KATSUSHIKA HOKUSAI 1/4 – He had a long career, but he produced most of his important work after age of 60. He began painting around the age of six, perhaps learning from his father. Born in Tokyo, he is best known as author of the woodblock print series thirty-six views of Mount Fuji. He was a Japanese artist of the Edo period, influenced by styles of Chinese painting. This serie ensured his fame (both in Japan and overseas). His father never made him an heir (suposed his mother was a concubine).
KATSUSHIKA HOKUSAI 2/4 – He was known by at least 30 names during his lifetime. His father sent him to work in a bookshop and lending library – a popular type of institution, where reading books made from wood-cut blocks was a popular entertainment of the period. When he was entered the studio of Katsukawa Shunshō (an artist of ukiyo-e, a style of wood block prints and paintings), he focused on images of the courtesans and Kabuki actors.
KATSUSHIKA HOKUSAI 3/4 – Around 1800 he developed further his use of ukiyo-e for other purposes than portraiture. Upon the death of Shunshō, he began to explore other styles of art (including European styles) He was exposed to French and Dutch copper engravings. He was expelled from the Katsukawa school, but this event was inspirational, because had supported his artistic style development. He changed the subjects of his works.
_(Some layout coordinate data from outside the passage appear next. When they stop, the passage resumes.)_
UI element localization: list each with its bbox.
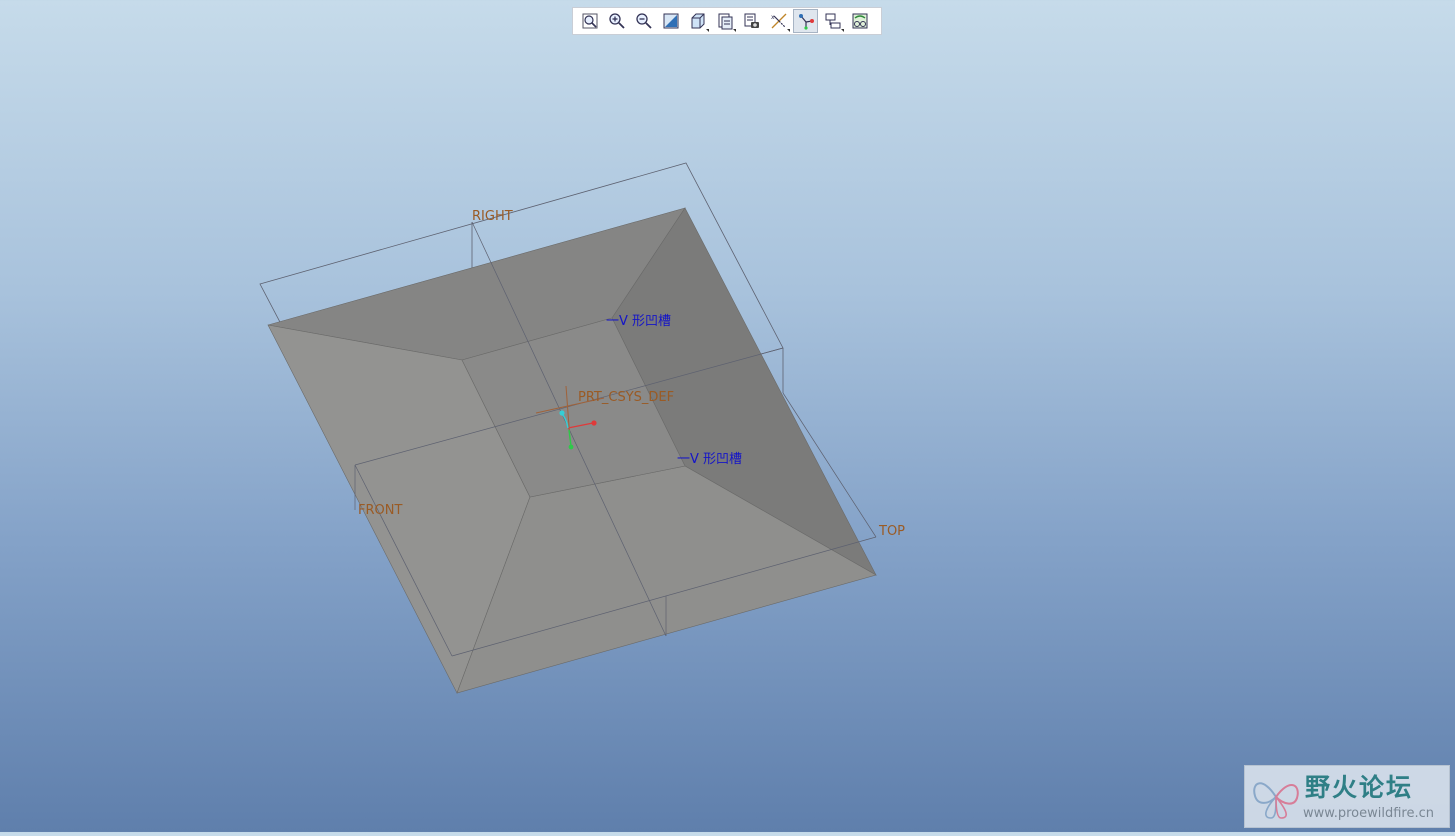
repaint-button[interactable]	[658, 9, 683, 33]
repaint-icon	[663, 13, 678, 29]
dropdown-arrow-icon	[706, 29, 709, 32]
zoom-out-icon	[635, 13, 652, 29]
feature-label-2[interactable]: 一V 形凹槽	[677, 452, 742, 467]
view-manager-button[interactable]	[739, 9, 764, 33]
dropdown-arrow-icon	[787, 29, 790, 32]
saved-orientations-button[interactable]	[712, 9, 737, 33]
view-manager-icon	[744, 13, 759, 28]
zoom-in-icon	[608, 13, 625, 29]
display-style-icon	[691, 13, 704, 29]
plane-label-front[interactable]: FRONT	[358, 503, 402, 518]
butterfly-logo-icon	[1253, 782, 1299, 819]
zoom-in-button[interactable]	[604, 9, 629, 33]
datum-display-button[interactable]: x	[766, 9, 791, 33]
svg-text:x: x	[771, 14, 775, 21]
annotation-display-icon	[825, 13, 840, 29]
csys-display-button[interactable]	[793, 9, 818, 33]
saved-orientations-icon	[718, 13, 732, 30]
view-toolbar: x	[572, 7, 882, 35]
spin-center-button[interactable]	[847, 9, 872, 33]
annotation-display-button[interactable]	[820, 9, 845, 33]
zoom-out-button[interactable]	[631, 9, 656, 33]
refit-button[interactable]	[577, 9, 602, 33]
model-view[interactable]: RIGHT FRONT TOP PRT_CSYS_DEF 一V 形凹槽 一V 形…	[0, 0, 1455, 832]
feature-label-1[interactable]: 一V 形凹槽	[606, 314, 671, 329]
plane-label-right[interactable]: RIGHT	[472, 209, 513, 224]
watermark-title: 野火论坛	[1305, 773, 1414, 802]
v-groove-part[interactable]	[267, 207, 877, 694]
datum-display-icon: x	[771, 13, 786, 29]
plane-label-top[interactable]: TOP	[878, 524, 905, 539]
spin-center-icon	[852, 13, 867, 29]
watermark-url: www.proewildfire.cn	[1303, 806, 1434, 821]
refit-icon	[582, 13, 597, 29]
csys-display-icon	[798, 14, 814, 30]
display-style-button[interactable]	[685, 9, 710, 33]
graphics-window[interactable]: RIGHT FRONT TOP PRT_CSYS_DEF 一V 形凹槽 一V 形…	[0, 0, 1455, 832]
dropdown-arrow-icon	[841, 29, 844, 32]
csys-label[interactable]: PRT_CSYS_DEF	[578, 390, 674, 405]
dropdown-arrow-icon	[733, 29, 736, 32]
forum-watermark: 野火论坛 www.proewildfire.cn	[1244, 765, 1450, 828]
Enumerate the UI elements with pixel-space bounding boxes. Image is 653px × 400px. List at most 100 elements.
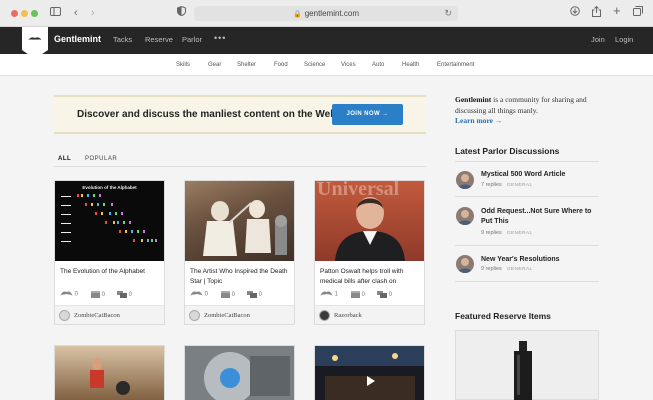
shield-icon[interactable] xyxy=(177,5,186,20)
post-thumbnail[interactable] xyxy=(185,181,294,261)
tab-divider xyxy=(54,166,426,167)
post-title[interactable]: The Artist Who Inspired the Death Star |… xyxy=(190,267,290,286)
discussion-tag[interactable]: GENERAL xyxy=(507,183,533,188)
tabs-overview-icon[interactable] xyxy=(633,6,643,20)
post-card[interactable]: The Artist Who Inspired the Death Star |… xyxy=(184,180,295,325)
category-bar xyxy=(0,54,653,76)
post-thumbnail[interactable]: Evolution of the Alphabet xyxy=(55,181,164,261)
post-thumbnail[interactable] xyxy=(55,346,165,400)
post-author-bar[interactable]: Razorback xyxy=(315,305,424,324)
reply-count: 9 replies xyxy=(481,230,502,236)
comment-icon xyxy=(117,291,127,298)
discussion-tag[interactable]: GENERAL xyxy=(507,267,533,272)
post-thumbnail[interactable]: Universal xyxy=(315,181,424,261)
category-gear[interactable]: Gear xyxy=(208,62,221,68)
featured-heading: Featured Reserve Items xyxy=(455,311,551,321)
author-name[interactable]: ZombieCatBacon xyxy=(74,312,120,319)
parlor-heading: Latest Parlor Discussions xyxy=(455,146,560,156)
divider xyxy=(455,245,599,246)
post-card[interactable] xyxy=(184,345,295,400)
discussion-meta: 9 replies GENERAL xyxy=(481,230,533,236)
save-count[interactable]: 0 xyxy=(351,291,365,298)
category-vices[interactable]: Vices xyxy=(341,62,356,68)
category-food[interactable]: Food xyxy=(274,62,288,68)
mustache-icon xyxy=(60,291,73,296)
more-menu-button[interactable]: ••• xyxy=(214,33,226,43)
avatar[interactable] xyxy=(456,255,474,273)
discussion-title[interactable]: Odd Request...Not Sure Where to Put This xyxy=(481,207,601,227)
discussion-tag[interactable]: GENERAL xyxy=(507,231,533,236)
browser-toolbar: ‹ › 🔒 gentlemint.com ↻ + xyxy=(0,0,653,27)
category-entertainment[interactable]: Entertainment xyxy=(437,62,474,68)
discussion-title[interactable]: New Year's Resolutions xyxy=(481,255,601,265)
brand-name[interactable]: Gentlemint xyxy=(54,34,101,44)
avatar[interactable] xyxy=(456,207,474,225)
share-icon[interactable] xyxy=(592,5,601,21)
close-window-button[interactable] xyxy=(11,10,18,17)
author-name[interactable]: ZombieCatBacon xyxy=(204,312,250,319)
alphabet-chart-graphic xyxy=(61,194,157,242)
post-author-bar[interactable]: ZombieCatBacon xyxy=(185,305,294,324)
avatar[interactable] xyxy=(59,310,70,321)
comment-count[interactable]: 0 xyxy=(117,291,132,298)
save-count[interactable]: 0 xyxy=(91,291,105,298)
post-title[interactable]: Patton Oswalt helps troll with medical b… xyxy=(320,267,420,286)
category-shelter[interactable]: Shelter xyxy=(237,62,256,68)
post-card[interactable] xyxy=(54,345,165,400)
post-card[interactable] xyxy=(314,345,425,400)
like-count[interactable]: 0 xyxy=(190,291,208,298)
learn-more-link[interactable]: Learn more → xyxy=(455,116,502,125)
reply-count: 9 replies xyxy=(481,266,502,272)
discussion-title[interactable]: Mystical 500 Word Article xyxy=(481,170,601,180)
avatar[interactable] xyxy=(319,310,330,321)
post-title[interactable]: The Evolution of the Alphabet xyxy=(60,267,160,277)
like-count[interactable]: 0 xyxy=(60,291,78,298)
zoom-window-button[interactable] xyxy=(31,10,38,17)
featured-item-image[interactable] xyxy=(455,330,599,400)
mustache-icon xyxy=(190,291,203,296)
discussion-meta: 9 replies GENERAL xyxy=(481,266,533,272)
nav-reserve[interactable]: Reserve xyxy=(145,35,173,44)
back-icon[interactable]: ‹ xyxy=(74,6,78,20)
category-health[interactable]: Health xyxy=(402,62,419,68)
download-icon[interactable] xyxy=(570,6,580,20)
new-tab-icon[interactable]: + xyxy=(613,4,621,18)
divider xyxy=(455,196,599,197)
hero-text: Discover and discuss the manliest conten… xyxy=(77,109,337,120)
about-brand: Gentlemint xyxy=(455,95,492,104)
url-text: gentlemint.com xyxy=(304,9,359,18)
minimize-window-button[interactable] xyxy=(21,10,28,17)
category-science[interactable]: Science xyxy=(304,62,325,68)
post-thumbnail[interactable] xyxy=(185,346,295,400)
sidebar-icon[interactable] xyxy=(50,6,61,20)
like-count[interactable]: 1 xyxy=(320,291,338,298)
post-stats: 0 0 0 xyxy=(190,291,290,301)
avatar[interactable] xyxy=(189,310,200,321)
nav-parlor[interactable]: Parlor xyxy=(182,35,202,44)
comment-count[interactable]: 0 xyxy=(247,291,262,298)
forward-icon[interactable]: › xyxy=(91,6,95,20)
divider xyxy=(455,281,599,282)
author-name[interactable]: Razorback xyxy=(334,312,362,319)
join-link[interactable]: Join xyxy=(591,35,605,44)
category-auto[interactable]: Auto xyxy=(372,62,384,68)
tab-popular[interactable]: POPULAR xyxy=(85,156,117,162)
box-icon xyxy=(91,291,100,298)
tab-all[interactable]: ALL xyxy=(58,156,71,162)
comment-count[interactable]: 0 xyxy=(377,291,392,298)
join-now-button[interactable]: JOIN NOW → xyxy=(332,104,403,125)
reload-icon[interactable]: ↻ xyxy=(444,6,452,21)
avatar[interactable] xyxy=(456,171,474,189)
post-card[interactable]: Evolution of the Alphabet The Evolution … xyxy=(54,180,165,325)
post-thumbnail[interactable] xyxy=(315,346,425,400)
post-card[interactable]: Universal Patton Oswalt helps troll with… xyxy=(314,180,425,325)
box-icon xyxy=(351,291,360,298)
divider xyxy=(455,161,599,162)
person-photo xyxy=(335,197,405,261)
login-link[interactable]: Login xyxy=(615,35,633,44)
post-author-bar[interactable]: ZombieCatBacon xyxy=(55,305,164,324)
address-bar[interactable]: 🔒 gentlemint.com ↻ xyxy=(194,6,458,21)
nav-tacks[interactable]: Tacks xyxy=(113,35,132,44)
category-skills[interactable]: Skills xyxy=(176,62,190,68)
save-count[interactable]: 0 xyxy=(221,291,235,298)
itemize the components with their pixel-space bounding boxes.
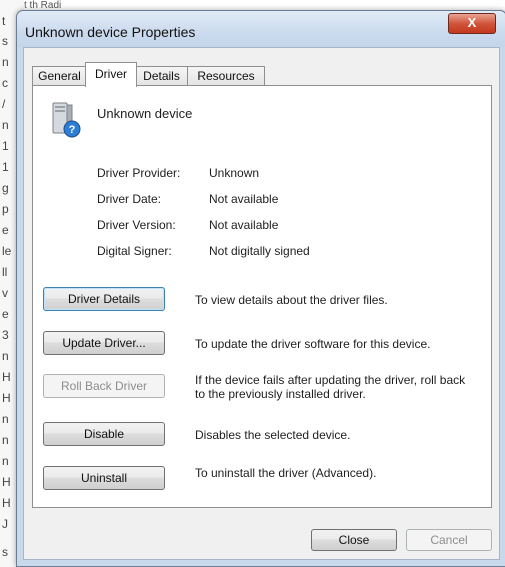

KATSUSHIKA HOKUSAI 4/4 – He developed his own style and produced a huge body of work, much of it highly original and of fine quality. His works started to be focused on landscapes and images of the daily life of Japanese people. This change of subject was a breakthrough in ukiyo-e and in his career. A fire had destroyed his studio with lots of his artwork. When he was dying in one May day, he exclaimed: “If only Heaven will give me just another few years, I could become a real painter.”